Search code examples
algorithmsortingdata-structurescolorsgeometry

Closest RGB color from list of colors


I was in an interview and I was asked to create an efficient algorithm to the following problem:

Input:

We have a List of RGB colors. Every color represented by 3 coordinate <x,y,z> between 0 to 255. This list never change.

We are getting every time some additional color (not necessarily from the list above) and we need to return the closest (in term of distance) color from the list to the additional color.

Notes:

  1. We can do some pre-processing on the colors's list because the list never change.

  2. Distance between colors defined as: d = ((x2 - x1)^2 + (y2 - y1)^2 + (z2 - z1)^2)^1/2

Example:

Let: List: {<1,1,1>,<1,0,1>,<2,2,2>,<0,1,0>} Additional color: <0,0,0>

Result: The minimal distance to <0,0,0> is <0,1,0>.

My attempt to solve this:

  1. Obviously we can do pre-processing and to keep all the color pairs in the world and to save the distance as well and we can get the solution in O(1) run time but with huge memory (255^3*n)

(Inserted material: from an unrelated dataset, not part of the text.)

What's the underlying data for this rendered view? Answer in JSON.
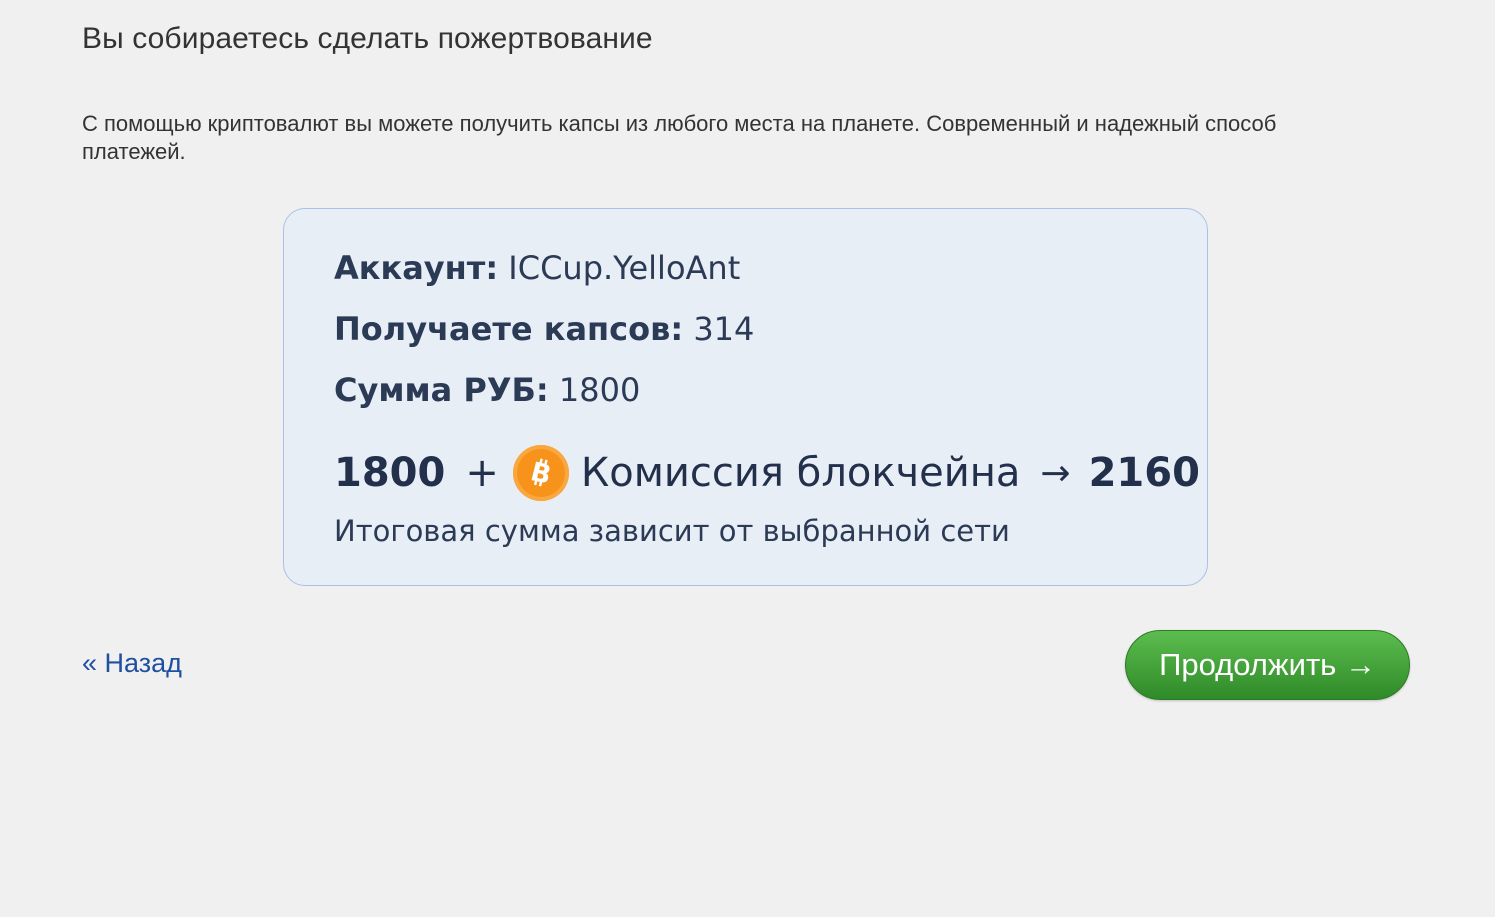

  2. The most naive solution is to loop over the list and to calculate the distance between every color from the list to the additional color and to return the color with the minimum distance. It's taking O(n) where n is the length of the color list.

I tried to maybe to do some sort the list with x,y,z coordinate and keeping 3 sorted list or sort by distance to <0,0,0> but I don't have a clue how to continue with it.

I also saw this but the question is not about the algorithmic approach to the problem.


Solution

  • Precomputing a full lookup table is not so unthinkable nowadays. As long as you have less than 256 reference colors, the required array has 256³ (not 255³) entries, which is 17 MB. (The double for 65536 colors.) But you really need good reasons to use such a device.

    If the number of colors is reasonable, the naive solution is quite acceptable.

    For larger number of colors (say from 10 up), several practical solutions are possible:

    • a kD-tree (where k=3); query time close to O(Log N);

    • an octree; query time close to O(Log N) if the colors are not clustered;

    • a grid (for instance 4096 cells of size 16); query time O(N), but in lucky cases, the asymptotic constant can be made very small.

    The tools of computational geometry might suggest a 3D Voronoi diagram combined to a locator in a 3D subdivision, but these are sophisticated and pretty hard to implement, even though they will support a guaranteed O(Log N) query time.

    I would personally favor a kD-tree.